È sempre mancata la formazione culturale, e quindi – salvo rare eccezioni – non sono mai stati adottati i due metodi basici per raggiungere entrambi gli obiettivi del vivere bene, che produce benessere:

  • Primo obiettivo: crearsi una propria identità, raggiungere se stessi, percepirsi come un “individuo” – non solo parte di una “massa” – con buona capacità critica. Il metodo per raggiungere questo primo obiettivo è la frequentazione delle scuole medie superiori.

  • Secondo obiettivo: percepirsi come parte attiva di un insieme in cui esistono anche gli altri, entità fondamentali della propria esistenza. Individui da rispettare, includere, nel caso aiutare. Senza una relazionalità positiva con gli altri, non esiste nessuna forma di vita. Questo obiettivo lo si raggiunge se si è guidati dal senso civico, dall’etica. Il metodo per raggiungere questo secondo obiettivo è l’investimento serio nella cultura: università, con il deciso desiderio di impegnarsi e laurearsi.

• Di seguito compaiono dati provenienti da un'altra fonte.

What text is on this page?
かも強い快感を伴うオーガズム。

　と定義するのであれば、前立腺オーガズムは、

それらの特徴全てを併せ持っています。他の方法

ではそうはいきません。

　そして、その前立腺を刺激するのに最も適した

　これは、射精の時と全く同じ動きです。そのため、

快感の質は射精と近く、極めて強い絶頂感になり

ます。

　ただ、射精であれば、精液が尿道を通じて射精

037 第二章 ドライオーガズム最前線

In questi ultimi 20 anni la grande maggioranza ha raggiunto (per la prima volta) il primo obiettivo, ma solo una piccola minoranza ha raggiunto anche il secondo (il problema sta nell’impostazione della scuola, impositiva e distaccata, e tutt’altro che “desiderabile”).

Quindi, rispetto al passato, massima centratura su se stessi (ma solo su se stessi), con forte aspirazionalità al protagonismo.

Ma nello stesso periodo, però, il sistema economico ha avuto forti problemi – globalizzazione e varie crisi finanziarie – e questa nuova gente (giovane), così fortemente aspirazionale, è in prevalenza caduta nel precariato: da qui nasce il desiderio di protezione, il populismo, la delusione rispetto alle aspettative che si erano create, la contrazione del benessere rispetto alle attese, la centratura su se stessi, e la contrapposizione verso la sostenibilità. Una parte sempre più importante della popolazione dice: prima vengo io, poi, nel caso, verranno gli altri e l’attenzione per il loro futuro. Solo una parte minoritaria (più elitaria), in stato di benessere, pensa alla sostenibilità.

Questa grande causa è strisciante e crescente in questi ultimi anni.

  1. Le altre due cause aggravanti:
  • Le tensioni internazionali (soprattutto guerra in Ucraina), con l’aumento dei prezzi e dell’inflazione, hanno provocato un’ulteriore chiusura in se stessi, con un’ulteriore richiesta di protezione e aiuti.

  • Il Covid-19 e in particolare il lockdown, hanno creato, soprattutto nelle fasce più giovanili, disturbi mentali – senso di solitudine, stati d’ansia, complicazioni caratteriali – con conseguenti isolamenti, chiusure in se stessi, avversità verso tutte le tematiche dell’inclusione.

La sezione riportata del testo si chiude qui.